Sedici minuti di applausi finali e prima ad personam ben 55 secondi per il Vissi d'arte di Anna Netrebko: protagonista vincente di Tosca, l'opera che ha inaugurato la stagione della Scala. «La voce di Netrebko è unica al mondo: è la numero uno», l'investitura a vita è di un soprano-leggenda come Raina Kabaivanska. Pioggia di applausi, anche in corso d'opera ma Riccardo Chailly li considera «un momento di partecipazione collettiva. È bello fare spazio a questa reazione». Un successo di squadra, sottolinea. Salsi, nel ruolo di Scarpia, ha chiuso baciando il palcoscenico «dopo quanto ricevuto, ho sentito di farlo», commenta emozionato. Anche l'aria di Cavaradossi E lucevan le stelle è stata accolta da applausi a scena aperta, «mi ha emozionato anche più di quel che mi sarei aspettato». Più tagliente il regista Davide Livermore: «I politici hanno paura di entrare a teatro». E poi aggiunge: «Ma dicano che il fascismo è fuorilegge».
La personalità di Tosca conquista al punto da ispirare la mise di tante spettatrici. Vedi la cascata di coroncine stile impero e abiti dai lunghi strascichi dove è inevitabile inciampare. Domina la firma Dolce e Gabbana, sponsor della Scala. Questa era l'ultima inaugurazione del sovrintendente Pereira che va al timone del teatro toscano e passa le consegne a Dominique Meyer. «Saluterò Pereira lunedì al Cda dell'Accademia della Scala. Ha fatto cose belle e importanti, e altrettanto ne farà Meyer», osserva Diana Bracco, altra mecenate determinante. Meyer ha trovato la produzione di ieri «meravigliosa. Adoro Netrebko. Bello il colore, il fraseggio».
Tosca, che di mestiere era cantante, ha attirato a Milano una serie di cantanti pop-rap-rock, da Patti Smith, a Marcella Bella, Marracash con Elodie. «Netrebko sta cantando divinamente», dice la Smith durante un intervallo.
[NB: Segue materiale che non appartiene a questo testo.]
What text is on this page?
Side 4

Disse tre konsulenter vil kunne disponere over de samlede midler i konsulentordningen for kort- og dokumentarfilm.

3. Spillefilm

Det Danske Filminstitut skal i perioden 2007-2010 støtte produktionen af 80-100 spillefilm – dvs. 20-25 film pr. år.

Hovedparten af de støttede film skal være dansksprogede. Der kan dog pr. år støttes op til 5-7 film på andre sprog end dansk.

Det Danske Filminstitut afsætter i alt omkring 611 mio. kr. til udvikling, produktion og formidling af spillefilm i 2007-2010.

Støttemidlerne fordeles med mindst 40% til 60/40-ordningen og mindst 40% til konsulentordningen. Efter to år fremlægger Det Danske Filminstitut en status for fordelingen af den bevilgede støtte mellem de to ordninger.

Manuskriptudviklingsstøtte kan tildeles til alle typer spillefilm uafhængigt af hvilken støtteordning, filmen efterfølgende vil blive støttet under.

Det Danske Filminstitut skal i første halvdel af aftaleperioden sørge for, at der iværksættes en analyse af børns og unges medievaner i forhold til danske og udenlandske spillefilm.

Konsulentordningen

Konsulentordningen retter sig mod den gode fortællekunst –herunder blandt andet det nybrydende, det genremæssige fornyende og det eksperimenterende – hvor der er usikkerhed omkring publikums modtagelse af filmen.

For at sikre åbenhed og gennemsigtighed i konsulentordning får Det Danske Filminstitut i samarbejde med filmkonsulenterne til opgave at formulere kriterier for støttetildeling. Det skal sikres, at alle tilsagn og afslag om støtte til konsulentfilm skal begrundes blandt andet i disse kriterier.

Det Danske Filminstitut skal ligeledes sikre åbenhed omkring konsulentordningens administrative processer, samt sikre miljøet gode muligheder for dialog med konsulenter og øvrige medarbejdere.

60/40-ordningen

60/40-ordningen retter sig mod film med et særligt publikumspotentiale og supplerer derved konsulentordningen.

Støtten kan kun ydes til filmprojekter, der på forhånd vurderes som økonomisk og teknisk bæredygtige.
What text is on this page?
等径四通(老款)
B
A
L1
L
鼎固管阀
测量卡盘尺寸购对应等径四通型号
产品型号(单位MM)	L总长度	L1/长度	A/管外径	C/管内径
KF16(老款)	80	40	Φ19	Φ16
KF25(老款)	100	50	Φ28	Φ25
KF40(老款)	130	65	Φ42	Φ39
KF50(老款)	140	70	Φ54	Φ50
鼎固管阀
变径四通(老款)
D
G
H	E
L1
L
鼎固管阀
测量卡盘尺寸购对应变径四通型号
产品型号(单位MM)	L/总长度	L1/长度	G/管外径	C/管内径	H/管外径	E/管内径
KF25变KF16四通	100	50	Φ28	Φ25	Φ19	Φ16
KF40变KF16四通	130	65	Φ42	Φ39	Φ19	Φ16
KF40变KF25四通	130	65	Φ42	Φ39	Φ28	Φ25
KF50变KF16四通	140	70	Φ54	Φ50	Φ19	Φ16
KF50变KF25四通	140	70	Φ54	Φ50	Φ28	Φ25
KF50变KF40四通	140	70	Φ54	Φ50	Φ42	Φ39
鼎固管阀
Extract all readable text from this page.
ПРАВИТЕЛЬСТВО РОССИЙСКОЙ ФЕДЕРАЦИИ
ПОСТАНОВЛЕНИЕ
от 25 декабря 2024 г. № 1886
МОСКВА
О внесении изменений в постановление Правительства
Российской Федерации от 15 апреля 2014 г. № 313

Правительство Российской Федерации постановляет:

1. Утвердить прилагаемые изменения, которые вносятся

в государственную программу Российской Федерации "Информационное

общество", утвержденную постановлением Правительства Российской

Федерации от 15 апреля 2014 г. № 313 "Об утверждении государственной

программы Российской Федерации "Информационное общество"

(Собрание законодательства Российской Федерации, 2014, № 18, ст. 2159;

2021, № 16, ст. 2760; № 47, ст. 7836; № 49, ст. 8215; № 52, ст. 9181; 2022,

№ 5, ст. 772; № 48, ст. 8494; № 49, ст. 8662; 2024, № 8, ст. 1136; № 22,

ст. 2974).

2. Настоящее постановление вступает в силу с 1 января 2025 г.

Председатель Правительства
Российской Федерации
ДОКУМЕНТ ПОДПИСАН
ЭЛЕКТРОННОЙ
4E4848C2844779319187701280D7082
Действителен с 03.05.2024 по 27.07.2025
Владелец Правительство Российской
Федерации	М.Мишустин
Che dire dell'atto omicida di Tosca? «Che non c'entra con il #metoo. Questa è arte, e basta», taglia corto. Il temperamento di Tosca è intrigante però «arrivare all'omicidio è troppo», commenta Evelina Christillin. «Mi piace molto, ma poi fa un errore di valutazione», l'opinione di Emma Marcegaglia.
Quanto alle scene, «è tutto un po' troppo» commenta Raffaella Curiel, stilista che reclama una sobria milanesità perché «non siamo al Carnevale di Rio». Marco Balich, che di mestiere confeziona spettacoli delle meraviglie, ritiene che «è stata testata in modo totale la capacità della messinscena. Più di così». A proposito di intenditori, l'allestimento convince al 100% anche il sovrintendente del Musikverein Thomas Angyan. Quanto alla Scala in sé: «È un gioiello».
C'è sempre il risvolto buffo della prima delle prima. Vittoria Puccini non ha dubbi: «Avendo fatto Violetta Valery, ho potuto avvicinarmi alle donne di Puccini». Peccato che Violetta/Traviata sia farina del sacco di Verdi.
Appare un signore arabo, ma non è il ministro della Cultura dell'Arabia Saudita che l'anno scorso offrì al teatro Scala una donazione di 21 milioni (non accettati). È il console degli Emirati Arabi che in rappresentanza dei sette Emirati moltiplica gli ingressi: prima sfila sul tappeto rosso di destra, poi esce e rientra da quello di sinistra.